One Word Friday

Have you chosen your word, or did your word choose you?

How are you going to keep it in the forefront this year? I found a verse from on the books of the Apocrypha, Wisdom 3:9, that speaks to the idea of what it means to abide.

Those who trust in him understand truth,

and the faithful will abide with him in love,

because grace and mercy are with his holy ones,

and he watches over his elect.

I used my new Cricut machine to cut out the words of this verse to make a canvas. Right now, this canvas is hanging on the Christmas stocking hangers in the living room because I haven’t decided where to put the canvas for the year.

untitled-2

Sometimes, our words make us feel uncomfortable. “Abide” makes me uncomfortable. I’m not sure what I’m supposed to abide in right now. Is it words? Gracious, I’ve been reading a whole heck of a lot recently, so I guess I am abiding in those words that I am reading.

10398308_10153785624759323_8889260963879370237_n (1)

Is it “art”? I have started a daily art journal practice, of sorts, following the ideas of Gina Rossi Armfield’s No Excuses Art Journaling, as well incorporating ideas from Theresa Reobinson’s Right Brain Planner.

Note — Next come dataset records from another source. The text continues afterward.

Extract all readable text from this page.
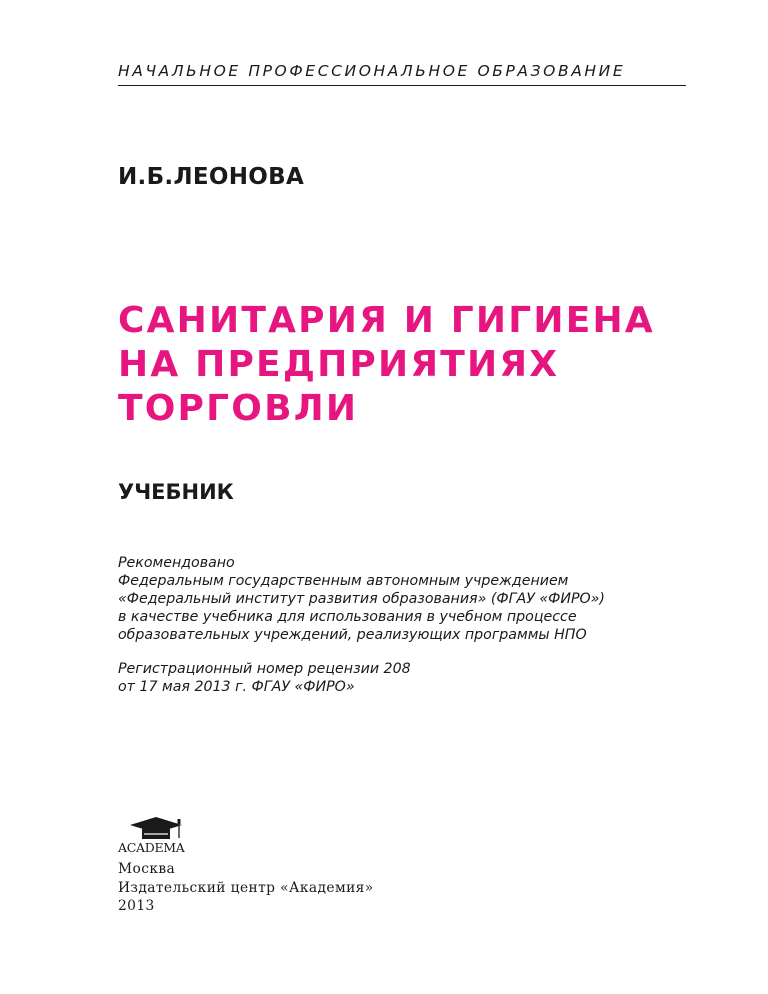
НАЧАЛЬНОЕ ПРОФЕССИОНАЛЬНОЕ ОБРАЗОВАНИЕ
И.Б.ЛЕОНОВА
САНИТАРИЯ И ГИГИЕНА
НА ПРЕДПРИЯТИЯХ
ТОРГОВЛИ
УЧЕБНИК
Рекомендовано
Федеральным государственным автономным учреждением
«Федеральный институт развития образования» (ФГАУ «ФИРО»)
в качестве учебника для использования в учебном процессе
образовательных учреждений, реализующих программы НПО
Регистрационный номер рецензии 208
от 17 мая 2013 г. ФГАУ «ФИРО»
ACADEMA
Москва
Издательский центр «Академия»
2013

Each day I record a little bit about my day—a color that I like or that suits my mood, a word to guide me through the day or that expresses my feelings or my mood, a simple drawing of the weather. I use a ittle watercolor, or acrylic paint, a dip pen and India ink and sometimes I write some song lyrics to describe the weather. (Do you know how many songs there are about RAIN? I am beginning to find out!) Another thing I am trying to do is to record more images of the ordinary things around me, not necessarily every day, but several times a week. This week, I have photographed the orchids that are blooming in my home. I have two windowsills full of “moth” orchids, and one oncidium orchid.

untitled-13

This week, I am “abiding” in the joy of these new blooms, the color that they add to the room, and the feeling of lightness that they are bringing to me, after a fall and early winter of grief.

This week, I invite you to find a way to abide with your word. Use it in art. Write it on sticky-notes and put those colorful squares where you will see them throughout your day.

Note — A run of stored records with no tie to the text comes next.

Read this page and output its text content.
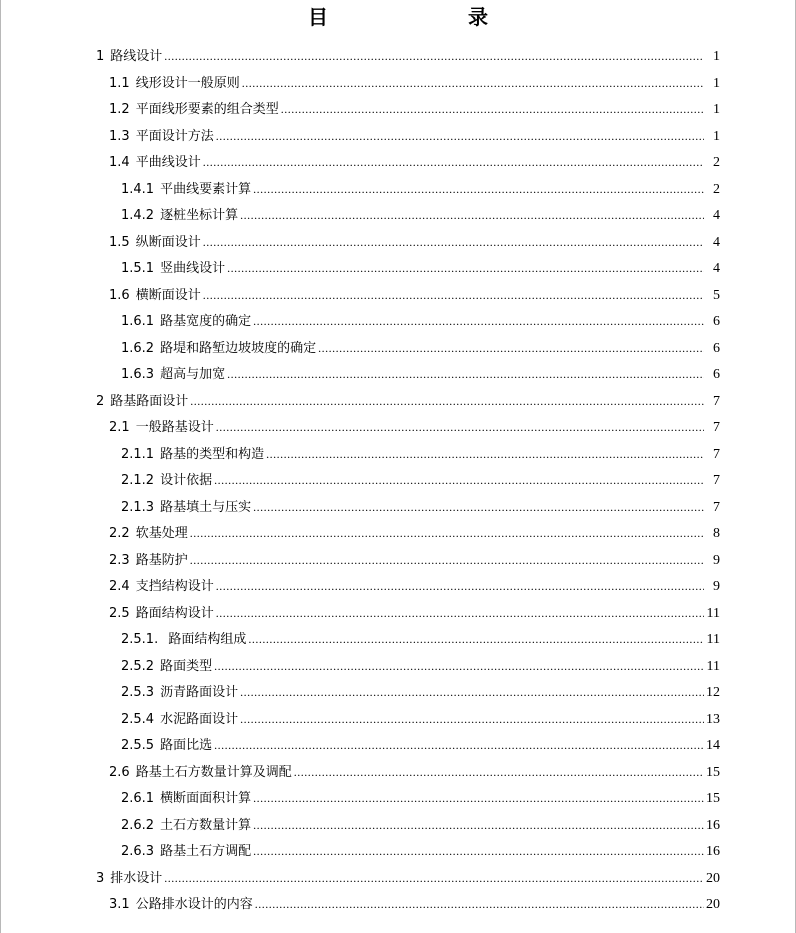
目　录
1 路线设计 .....	1
1.1 线形设计一般原则 .....	1
1.2 平面线形要素的组合类型 .....	1
1.3 平面设计方法 .....	1
1.4 平曲线设计 .....	2
1.4.1 平曲线要素计算 .....	2
1.4.2 逐桩坐标计算 .....	4
1.5 纵断面设计 .....	4
1.5.1 竖曲线设计 .....	4
1.6 横断面设计 .....	5
1.6.1 路基宽度的确定 .....	6
1.6.2 路堤和路堑边坡坡度的确定 .....	6
1.6.3 超高与加宽 .....	6
2 路基路面设计 .....	7
2.1 一般路基设计 .....	7
2.1.1 路基的类型和构造 .....	7
2.1.2 设计依据 .....	7
2.1.3 路基填土与压实 .....	7
2.2 软基处理 .....	8
2.3 路基防护 .....	9
2.4 支挡结构设计 .....	9
2.5 路面结构设计 .....	11
2.5.1. 路面结构组成 .....	11
2.5.2 路面类型 .....	11
2.5.3 沥青路面设计 .....	12
2.5.4 水泥路面设计 .....	13
2.5.5 路面比选 .....	14
2.6 路基土石方数量计算及调配 .....	15
2.6.1 横断面面积计算 .....	15
2.6.2 土石方数量计算 .....	16
2.6.3 路基土石方调配 .....	16
3 排水设计 .....	20
3.1 公路排水设计的内容 .....	20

And when that word feels uncomfortable, abide in the dis-ease it brings to you. That discomfort may be telling you that this is the word you need for the this time.

Photojournal Monday—Out on a Limb

I think I am an online class junkie. I signed up for three classes, at least they are “sort of” classes: Ali Edwards’ One Little Word, Art to the Fifth’s Documented Life Project: the unPlanner 2016, and Theresa Robinson’s Right Brain Planner four-week class. (Am I nuts?) Notice I’m not taking any photography classes right now? Nope. It’s not that I don’t want to, but I need to focus on the ones I’ve signed up for that I haven’t finished yet! There’s the Photoshop Artistry class that I’m half-way through. And there are the saved lessons from Kim Manley Ort’s classes, and a couple of others from Katrina Kennedy. I need to find my focus, literally and figuratively.

The classes that have my attention right now are Documented Life Project and the Right-Brain Planner classes. For several years, I made and kept a mini-album I called “The Book of Days.” I used a variety of techniques to create calendars and then throughout the month, I would record snippets of my days. The DLP is similar. Someone else, though, has done the hard work of creating the templates! Thank you, DLP leaders!

In the DLP class, the theme for January is “Out on a Limb: Trying New Things.” Art journaling is a new thing for me. I’ve dabbled at it, but nothing seemed to take. Then I discovered this year, the No Excuses approach to art journaling, which led to the Documented Life Project 2015 (I just glimpsed it, didn’t sign up), and finally to Right-Brain planning. I have a mess. So, my limb is art journaling.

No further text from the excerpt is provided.